Soon after the completion of the brilliant opera Lady Macbeth of Mzensk, Shostakovich concluded the last of his 24 Preludes for Piano, op.34 on March 2, 1933. Only three days later, he began composing the Concerto in C minor, op. 35, his very first concerto. It was completed four months later. "I composed it more in a popular vein, … cannot very well call it one of my best works," said Shostakovich in an interview in 1959. He went on to say that he was "not exactly displeased with this work." What a composer says about his work is one thing, the result of his efforts heard in concert quite another. The latter speaks Shostakovich's language frankly, without pretense and, above all, with the usual sideways glance at potential ideological censure.

The carefree style of his youth with its wonderfully impertinent, ironic phrases, his unreserved sallies into all manner of stylistic directions, his bold and frequent use of popular music's bountiful resources came to be cast in melancholy tones and tragic hues with the passing of the years. Can his quote of the Rondo a capriccio, op.129 by Beethoven in the closing movement of his First Piano Concerto be a throwback to a more unconcerned creative period?

The four-movement form harks back to a pre-classic model.
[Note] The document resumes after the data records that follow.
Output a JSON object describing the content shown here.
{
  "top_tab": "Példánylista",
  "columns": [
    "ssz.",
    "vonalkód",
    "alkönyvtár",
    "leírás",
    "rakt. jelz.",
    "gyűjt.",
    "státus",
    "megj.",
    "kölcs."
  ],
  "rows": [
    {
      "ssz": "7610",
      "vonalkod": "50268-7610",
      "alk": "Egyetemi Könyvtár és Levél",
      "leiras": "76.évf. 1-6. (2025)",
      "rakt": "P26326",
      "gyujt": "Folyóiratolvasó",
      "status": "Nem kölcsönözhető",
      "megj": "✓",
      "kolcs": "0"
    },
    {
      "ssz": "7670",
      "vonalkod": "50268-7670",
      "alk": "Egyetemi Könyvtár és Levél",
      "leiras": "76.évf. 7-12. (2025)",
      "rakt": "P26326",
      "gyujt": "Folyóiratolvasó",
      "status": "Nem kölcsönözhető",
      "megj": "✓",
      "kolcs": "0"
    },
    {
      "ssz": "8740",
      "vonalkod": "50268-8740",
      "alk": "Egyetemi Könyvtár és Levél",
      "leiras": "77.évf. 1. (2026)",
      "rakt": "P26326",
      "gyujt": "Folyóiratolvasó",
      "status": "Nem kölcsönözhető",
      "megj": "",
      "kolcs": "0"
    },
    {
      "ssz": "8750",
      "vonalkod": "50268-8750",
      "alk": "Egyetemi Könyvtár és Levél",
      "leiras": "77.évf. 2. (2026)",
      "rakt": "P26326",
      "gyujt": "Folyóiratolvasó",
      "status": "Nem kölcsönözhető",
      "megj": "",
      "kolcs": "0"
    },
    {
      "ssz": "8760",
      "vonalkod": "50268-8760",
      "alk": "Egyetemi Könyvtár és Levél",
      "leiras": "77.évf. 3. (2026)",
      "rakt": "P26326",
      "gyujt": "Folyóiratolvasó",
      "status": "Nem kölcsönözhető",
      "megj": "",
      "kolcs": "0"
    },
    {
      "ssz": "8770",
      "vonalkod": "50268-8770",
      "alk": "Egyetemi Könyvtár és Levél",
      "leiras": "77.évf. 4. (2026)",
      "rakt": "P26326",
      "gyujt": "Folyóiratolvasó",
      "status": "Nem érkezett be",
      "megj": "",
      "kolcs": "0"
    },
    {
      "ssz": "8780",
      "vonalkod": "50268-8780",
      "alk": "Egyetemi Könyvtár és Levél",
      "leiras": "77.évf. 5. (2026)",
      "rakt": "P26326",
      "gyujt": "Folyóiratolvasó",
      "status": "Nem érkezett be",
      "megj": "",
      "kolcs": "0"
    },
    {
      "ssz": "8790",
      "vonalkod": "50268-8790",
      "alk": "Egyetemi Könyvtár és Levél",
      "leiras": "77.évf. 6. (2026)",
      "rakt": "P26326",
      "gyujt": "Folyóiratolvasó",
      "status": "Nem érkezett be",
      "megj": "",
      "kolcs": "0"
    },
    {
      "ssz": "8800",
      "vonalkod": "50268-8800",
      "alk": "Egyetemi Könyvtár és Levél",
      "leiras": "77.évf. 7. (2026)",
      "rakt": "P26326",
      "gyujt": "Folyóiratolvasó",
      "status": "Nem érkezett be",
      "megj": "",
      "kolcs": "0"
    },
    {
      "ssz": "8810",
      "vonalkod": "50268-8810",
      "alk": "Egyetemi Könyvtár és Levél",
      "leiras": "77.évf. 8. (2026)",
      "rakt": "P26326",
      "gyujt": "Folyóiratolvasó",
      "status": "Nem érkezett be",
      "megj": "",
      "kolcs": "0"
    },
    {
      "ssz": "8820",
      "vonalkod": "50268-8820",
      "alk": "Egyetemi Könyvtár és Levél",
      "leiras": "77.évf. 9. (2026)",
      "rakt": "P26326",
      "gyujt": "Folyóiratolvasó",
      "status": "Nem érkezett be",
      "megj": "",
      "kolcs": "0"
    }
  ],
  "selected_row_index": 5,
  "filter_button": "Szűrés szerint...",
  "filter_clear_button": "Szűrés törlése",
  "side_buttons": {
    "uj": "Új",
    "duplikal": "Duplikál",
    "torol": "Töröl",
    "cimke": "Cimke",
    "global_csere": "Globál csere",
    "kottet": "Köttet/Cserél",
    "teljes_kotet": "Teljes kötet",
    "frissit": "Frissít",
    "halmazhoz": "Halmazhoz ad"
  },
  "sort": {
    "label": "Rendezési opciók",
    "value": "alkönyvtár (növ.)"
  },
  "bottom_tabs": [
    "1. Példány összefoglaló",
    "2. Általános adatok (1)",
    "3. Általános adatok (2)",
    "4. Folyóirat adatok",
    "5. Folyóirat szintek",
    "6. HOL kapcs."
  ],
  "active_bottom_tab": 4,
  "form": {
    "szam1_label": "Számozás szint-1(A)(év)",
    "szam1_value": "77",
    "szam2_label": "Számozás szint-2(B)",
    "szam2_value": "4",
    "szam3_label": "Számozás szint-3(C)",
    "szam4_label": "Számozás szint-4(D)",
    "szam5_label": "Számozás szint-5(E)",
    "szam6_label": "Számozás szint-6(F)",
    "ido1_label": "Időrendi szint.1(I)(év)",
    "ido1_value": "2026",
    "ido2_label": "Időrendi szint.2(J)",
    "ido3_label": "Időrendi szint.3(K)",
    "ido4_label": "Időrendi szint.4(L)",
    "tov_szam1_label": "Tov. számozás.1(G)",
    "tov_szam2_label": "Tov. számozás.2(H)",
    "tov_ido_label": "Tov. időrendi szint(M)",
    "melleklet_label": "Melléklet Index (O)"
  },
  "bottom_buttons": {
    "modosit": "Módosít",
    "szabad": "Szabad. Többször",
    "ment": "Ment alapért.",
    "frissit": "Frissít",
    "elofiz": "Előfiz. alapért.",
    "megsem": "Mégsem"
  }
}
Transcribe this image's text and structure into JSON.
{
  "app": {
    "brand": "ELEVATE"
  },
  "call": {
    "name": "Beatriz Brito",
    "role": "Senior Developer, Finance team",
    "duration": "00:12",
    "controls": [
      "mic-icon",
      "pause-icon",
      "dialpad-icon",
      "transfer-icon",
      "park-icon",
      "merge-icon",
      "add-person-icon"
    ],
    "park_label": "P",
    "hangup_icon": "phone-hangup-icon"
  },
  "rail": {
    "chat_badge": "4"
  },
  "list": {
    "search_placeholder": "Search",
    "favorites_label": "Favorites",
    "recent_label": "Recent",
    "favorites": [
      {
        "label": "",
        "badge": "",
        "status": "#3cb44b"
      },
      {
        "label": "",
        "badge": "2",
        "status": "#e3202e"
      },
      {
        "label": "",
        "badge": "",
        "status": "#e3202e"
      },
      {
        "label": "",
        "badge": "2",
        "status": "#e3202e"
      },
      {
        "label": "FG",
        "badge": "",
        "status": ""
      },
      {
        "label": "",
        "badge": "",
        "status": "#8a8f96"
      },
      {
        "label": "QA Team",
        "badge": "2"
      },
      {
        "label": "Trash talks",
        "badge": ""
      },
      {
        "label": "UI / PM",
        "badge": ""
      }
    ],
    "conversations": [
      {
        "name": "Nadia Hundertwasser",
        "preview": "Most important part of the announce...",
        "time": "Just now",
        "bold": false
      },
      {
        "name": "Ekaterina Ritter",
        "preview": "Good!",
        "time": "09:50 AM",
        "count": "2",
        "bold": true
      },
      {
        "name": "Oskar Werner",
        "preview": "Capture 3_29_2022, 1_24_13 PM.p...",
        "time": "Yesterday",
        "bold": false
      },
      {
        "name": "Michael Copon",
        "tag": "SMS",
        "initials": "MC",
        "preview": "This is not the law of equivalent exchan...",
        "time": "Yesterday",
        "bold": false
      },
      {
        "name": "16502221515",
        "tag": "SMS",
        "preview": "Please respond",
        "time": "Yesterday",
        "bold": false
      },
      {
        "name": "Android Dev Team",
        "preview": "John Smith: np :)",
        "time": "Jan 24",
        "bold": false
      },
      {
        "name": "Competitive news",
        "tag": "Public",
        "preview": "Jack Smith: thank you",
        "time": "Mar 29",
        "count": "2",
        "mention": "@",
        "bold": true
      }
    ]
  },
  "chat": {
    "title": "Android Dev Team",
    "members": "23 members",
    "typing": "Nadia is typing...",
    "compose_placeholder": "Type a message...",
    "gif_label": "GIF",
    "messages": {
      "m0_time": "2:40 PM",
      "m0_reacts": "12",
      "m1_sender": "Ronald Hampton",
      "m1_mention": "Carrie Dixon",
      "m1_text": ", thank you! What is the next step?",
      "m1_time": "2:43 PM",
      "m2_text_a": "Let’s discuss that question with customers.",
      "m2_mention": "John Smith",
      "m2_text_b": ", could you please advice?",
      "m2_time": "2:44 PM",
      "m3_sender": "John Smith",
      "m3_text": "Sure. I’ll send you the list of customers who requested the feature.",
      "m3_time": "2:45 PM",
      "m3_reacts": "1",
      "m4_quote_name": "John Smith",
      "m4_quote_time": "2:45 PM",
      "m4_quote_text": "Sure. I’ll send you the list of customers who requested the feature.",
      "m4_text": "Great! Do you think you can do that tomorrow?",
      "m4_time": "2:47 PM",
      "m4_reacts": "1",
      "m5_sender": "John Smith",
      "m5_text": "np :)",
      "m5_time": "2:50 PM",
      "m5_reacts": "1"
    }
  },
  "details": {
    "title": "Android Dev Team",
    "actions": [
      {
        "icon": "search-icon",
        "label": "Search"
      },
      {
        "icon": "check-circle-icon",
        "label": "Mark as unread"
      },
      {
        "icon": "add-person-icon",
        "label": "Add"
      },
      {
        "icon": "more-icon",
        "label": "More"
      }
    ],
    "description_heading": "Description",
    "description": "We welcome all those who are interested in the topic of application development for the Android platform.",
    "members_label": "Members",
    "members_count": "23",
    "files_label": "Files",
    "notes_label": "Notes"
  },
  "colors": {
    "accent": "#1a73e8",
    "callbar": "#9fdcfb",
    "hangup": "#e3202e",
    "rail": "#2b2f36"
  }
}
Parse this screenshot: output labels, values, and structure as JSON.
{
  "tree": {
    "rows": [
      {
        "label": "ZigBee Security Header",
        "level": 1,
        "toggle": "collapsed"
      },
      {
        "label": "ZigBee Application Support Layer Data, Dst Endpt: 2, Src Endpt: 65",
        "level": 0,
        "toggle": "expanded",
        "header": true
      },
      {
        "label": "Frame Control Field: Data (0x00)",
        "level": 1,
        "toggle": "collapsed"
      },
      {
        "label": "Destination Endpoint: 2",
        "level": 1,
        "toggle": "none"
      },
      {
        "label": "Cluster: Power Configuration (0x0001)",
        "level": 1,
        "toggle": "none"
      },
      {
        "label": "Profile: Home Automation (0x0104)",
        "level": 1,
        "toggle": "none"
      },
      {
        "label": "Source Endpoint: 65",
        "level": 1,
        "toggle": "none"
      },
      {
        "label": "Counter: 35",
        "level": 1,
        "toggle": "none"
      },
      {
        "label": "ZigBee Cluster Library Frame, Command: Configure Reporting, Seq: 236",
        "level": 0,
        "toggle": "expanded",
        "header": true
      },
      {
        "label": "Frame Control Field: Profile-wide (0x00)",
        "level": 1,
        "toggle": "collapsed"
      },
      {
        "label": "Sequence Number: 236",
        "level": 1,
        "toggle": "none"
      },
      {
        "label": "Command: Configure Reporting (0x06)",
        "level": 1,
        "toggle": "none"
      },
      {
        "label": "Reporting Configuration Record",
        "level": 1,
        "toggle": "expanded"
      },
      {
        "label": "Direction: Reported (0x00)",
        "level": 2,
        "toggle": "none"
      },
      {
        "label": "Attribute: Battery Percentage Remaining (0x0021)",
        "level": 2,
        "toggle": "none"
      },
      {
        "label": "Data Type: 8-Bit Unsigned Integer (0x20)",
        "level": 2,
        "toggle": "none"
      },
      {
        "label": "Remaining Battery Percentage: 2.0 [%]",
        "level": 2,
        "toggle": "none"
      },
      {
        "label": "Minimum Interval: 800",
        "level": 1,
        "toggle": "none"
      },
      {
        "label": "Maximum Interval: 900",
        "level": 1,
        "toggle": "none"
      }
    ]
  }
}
The writing for the two solo instruments at the outset - the piano with its plummeting scale-wise run which returns with equal speed, the trumpet with an energetic eighth note - plunk down their calling cards much in keeping with pre-classic concertos. From then on it is a veritable firework of inspiration. There is no sign of classic first and second themes.

Shostakovich makes use of brilliant ideas, burlesques parlor music and quotes from everyday musical language. Once and again the trumpet jokingly introduces the sounds of bugle calls or jazz inflected phrases, only to be followed by an uproarious gallop and dynamic revolutionary intonations. These are interrupted by toccata inspired passages. The constant shifts between such disparate elements lend the movement its form as does its span of expression. The melodic tenderness of the Lento which follows suggests music from another world. But here, too, are toccata-like passages which transform the piano into a true percussion instrument. A brief Moderato serves as a transition to an ebullient finale. Closing the large form is the renewed juggling of highly varied style elements as heard in the concerto's opening movement further augmented by quotes from works of Beethoven and Haydn.